Быстрая секуляризация некоторых из этих стран часто принимала антирелигиозную направленность. В Европе и США секуляризм развивался постепенно, в течение длительного времени, а потому широкие слои населения усваивали его естественным путем. Напротив, многим мусульманским странам пришлось принимать западную модель за считанные десятилетия. Когда Кемаль Ататюрк секуляризовывал Турцию, он закрыл все медресе и упразднил суфийские ордена. Шахи приказывали солдатам ходить по улицам, срывать с женщин штыками покрывала и рвать их на куски. Реформаторы хотели, чтобы их страны имели современный вид, хотя с западным этосом была знакома лишь небольшая часть элиты. В 1935 году шах Реза Пехлеви (1877—1944) приказал солдатам стрелять в толпу безоружных демонстрантов, мирно протестовавших против навязывания западного платья. Причем было это в Мешхеде, одном из священных городов Ирана. Сотни иранцев погибли в тот день. В такой ситуации секуляризм отнюдь не казался освобождением! Суннитский фундаментализм развивался в концлагерях, в которые президент Гамаль Абдель Насер (1918—1970) без суда интернировал тысячи членов Мусульманского братства. Вина многих из них состояла лишь в том, что они раздавали листовки или сходили на собрание. Испытывая страшные лишения в тюрьмах, они приходили к более радикальным взглядам. [981] Саид Кутб (1906—1966) попал в лагерь умеренным, а в результате заключения – его пытали, а затем казнили, – разработал идеологию, который поныне следуют исламисты. [982] Когда он слышал, как Насер клянется ограничить ислам частной сферой, секуляризм не казался ему безобидным. Его книга «Вехи» отражает паранойю фундаменталиста, загнанного в угол: иудеи, христиане, коммунисты, капиталисты, империалисты – все они против ислама, а значит, мусульманам ничего не остается, как сражаться с современным варварством ( джахилийя ), начиная с мусульманских правителей вроде Насера.

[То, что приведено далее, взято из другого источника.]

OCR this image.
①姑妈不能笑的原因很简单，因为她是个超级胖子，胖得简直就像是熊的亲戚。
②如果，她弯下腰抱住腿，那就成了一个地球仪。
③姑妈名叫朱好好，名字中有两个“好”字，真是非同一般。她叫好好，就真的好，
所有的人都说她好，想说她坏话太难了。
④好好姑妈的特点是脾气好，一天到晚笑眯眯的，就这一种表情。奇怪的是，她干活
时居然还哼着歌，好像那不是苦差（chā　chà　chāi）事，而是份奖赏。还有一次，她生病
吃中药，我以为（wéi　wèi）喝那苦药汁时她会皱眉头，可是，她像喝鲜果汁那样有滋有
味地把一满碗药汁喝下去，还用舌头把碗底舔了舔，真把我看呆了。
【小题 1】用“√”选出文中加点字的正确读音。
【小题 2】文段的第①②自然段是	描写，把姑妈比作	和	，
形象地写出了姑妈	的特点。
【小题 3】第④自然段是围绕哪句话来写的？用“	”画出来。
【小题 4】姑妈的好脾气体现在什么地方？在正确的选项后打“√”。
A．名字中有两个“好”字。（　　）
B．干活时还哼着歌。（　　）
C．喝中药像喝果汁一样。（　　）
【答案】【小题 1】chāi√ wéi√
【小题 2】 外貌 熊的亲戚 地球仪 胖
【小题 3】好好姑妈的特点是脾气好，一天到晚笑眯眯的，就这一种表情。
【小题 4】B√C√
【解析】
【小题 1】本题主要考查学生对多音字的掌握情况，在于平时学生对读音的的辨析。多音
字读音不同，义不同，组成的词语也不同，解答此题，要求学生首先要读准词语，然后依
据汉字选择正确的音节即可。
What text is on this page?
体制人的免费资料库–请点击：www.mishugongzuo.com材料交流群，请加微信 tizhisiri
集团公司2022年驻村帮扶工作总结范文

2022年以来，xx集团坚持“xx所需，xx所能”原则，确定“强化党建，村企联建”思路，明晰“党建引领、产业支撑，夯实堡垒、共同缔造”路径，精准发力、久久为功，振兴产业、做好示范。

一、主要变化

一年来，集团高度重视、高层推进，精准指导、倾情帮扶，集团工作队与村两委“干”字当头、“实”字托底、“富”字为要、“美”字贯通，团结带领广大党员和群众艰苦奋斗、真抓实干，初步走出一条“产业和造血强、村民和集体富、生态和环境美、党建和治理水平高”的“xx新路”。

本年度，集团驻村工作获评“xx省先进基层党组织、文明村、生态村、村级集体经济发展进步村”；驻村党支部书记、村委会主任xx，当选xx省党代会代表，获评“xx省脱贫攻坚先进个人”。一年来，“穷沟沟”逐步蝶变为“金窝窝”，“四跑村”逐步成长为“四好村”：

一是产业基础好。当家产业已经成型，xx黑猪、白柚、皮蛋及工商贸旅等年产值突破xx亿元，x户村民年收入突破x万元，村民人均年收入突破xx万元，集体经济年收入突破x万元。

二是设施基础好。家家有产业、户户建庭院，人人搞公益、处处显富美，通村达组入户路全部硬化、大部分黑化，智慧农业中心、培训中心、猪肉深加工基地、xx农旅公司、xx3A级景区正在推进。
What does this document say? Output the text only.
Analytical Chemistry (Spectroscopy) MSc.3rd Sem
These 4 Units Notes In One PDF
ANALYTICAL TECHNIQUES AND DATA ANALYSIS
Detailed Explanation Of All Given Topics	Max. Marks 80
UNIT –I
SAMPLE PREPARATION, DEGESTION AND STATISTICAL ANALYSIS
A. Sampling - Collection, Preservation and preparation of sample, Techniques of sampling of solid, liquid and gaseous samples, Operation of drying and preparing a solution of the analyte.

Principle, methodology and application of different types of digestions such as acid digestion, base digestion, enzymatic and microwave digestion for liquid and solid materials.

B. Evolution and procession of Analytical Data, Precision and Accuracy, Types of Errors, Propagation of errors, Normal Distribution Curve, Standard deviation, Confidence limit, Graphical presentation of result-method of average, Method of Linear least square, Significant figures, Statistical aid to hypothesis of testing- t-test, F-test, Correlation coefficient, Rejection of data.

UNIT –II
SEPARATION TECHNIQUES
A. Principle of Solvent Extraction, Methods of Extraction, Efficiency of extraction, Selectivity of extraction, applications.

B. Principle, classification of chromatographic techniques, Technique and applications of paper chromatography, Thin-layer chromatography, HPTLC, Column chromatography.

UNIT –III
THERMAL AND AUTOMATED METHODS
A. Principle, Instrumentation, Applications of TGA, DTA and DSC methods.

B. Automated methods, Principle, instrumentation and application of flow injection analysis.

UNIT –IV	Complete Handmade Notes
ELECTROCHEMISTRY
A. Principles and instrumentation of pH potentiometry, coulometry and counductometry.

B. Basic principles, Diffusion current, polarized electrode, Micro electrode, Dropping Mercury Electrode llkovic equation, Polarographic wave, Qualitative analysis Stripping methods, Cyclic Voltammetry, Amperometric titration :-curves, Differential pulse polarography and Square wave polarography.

Это была совершенно новая идея. Поставив «джихад», понимаемый как вооруженный конфликт, в центр ислама, Кутб исказил веру, которую хотел защитить. Здесь он отчасти находился под влиянием работ пакистанского журналиста и политика Абу аль-Ааля Мавдуди (1903—1979), считавшего западный империализм угрозой мусульманскому миру. [983] С точки зрения Мавдуди, для выживания мусульманам необходимо готовиться к войне. Этот джихад может иметь множество форм: одни пишут статьи и книги, другие занимаются политикой, но в крайнем случае, любой мусульманин должен взять в руки оружие. Доселе ни один крупный мусульманский мыслитель не считал «священную войну» существенной частью веры, и Мавдуди прекрасно понимал, что утверждение это спорное. Однако он полагал, что политическая ситуация требует радикальных новшеств. Аналогичным образом рассуждал Кутб. Когда его спрашивали, как согласуется агрессия с заповедью Корана о том, что не должно быть принуждения в делах религии, [984] он отвечал: кораническая терпимость невозможна, когда мусульмане подвергаются столь жестокому насилию. Поэтому сначала ислам должен одержать политическую победу, сначала должна установиться подлинно мусульманская «умма», а уж затем можно позволить себе терпимость. [985]
Идеология джихада не была возвращением к «фундаментальным» идеям ислама, хотя Кутб и пытался апеллировать к (превратно понимаемой) биографии Мухаммада. Кутб проповедовал исламскую теологию освобождения, напоминавшую взгляды тех католиков, которые сражались с жестокими режимами в Латинской Америке. Лишь один Бог – Владыка, а значит, ни один мусульманин не обязан подчиняться земным властителям, которые попирают заповеди Корана о справедливости и равенстве. Аналогичным образом, когда революционный иранский лидер аятолла Хомейни (1902—1989) декларировал, что государство может возглавлять лишь специалист по исламскому праву ( факи х ), он шел вразрез с многовековой шиитской традицией, которая еще с VIII века считала важным отделять религию от политики. Некоторых шиитов его концепция шокировала не меньше, чем были бы шокированы католики, если бы папа упразднил мессу. Однако Хомейни полагал, что после десятилетий секуляризма при шахах иного выхода не остается. Хомейни также стоял на позиции теологии освобождения. В исламе он видел «религию людей, которые с оружием в руках отстаивают свободу и независимость», «школу борьбы с империализмом». [986]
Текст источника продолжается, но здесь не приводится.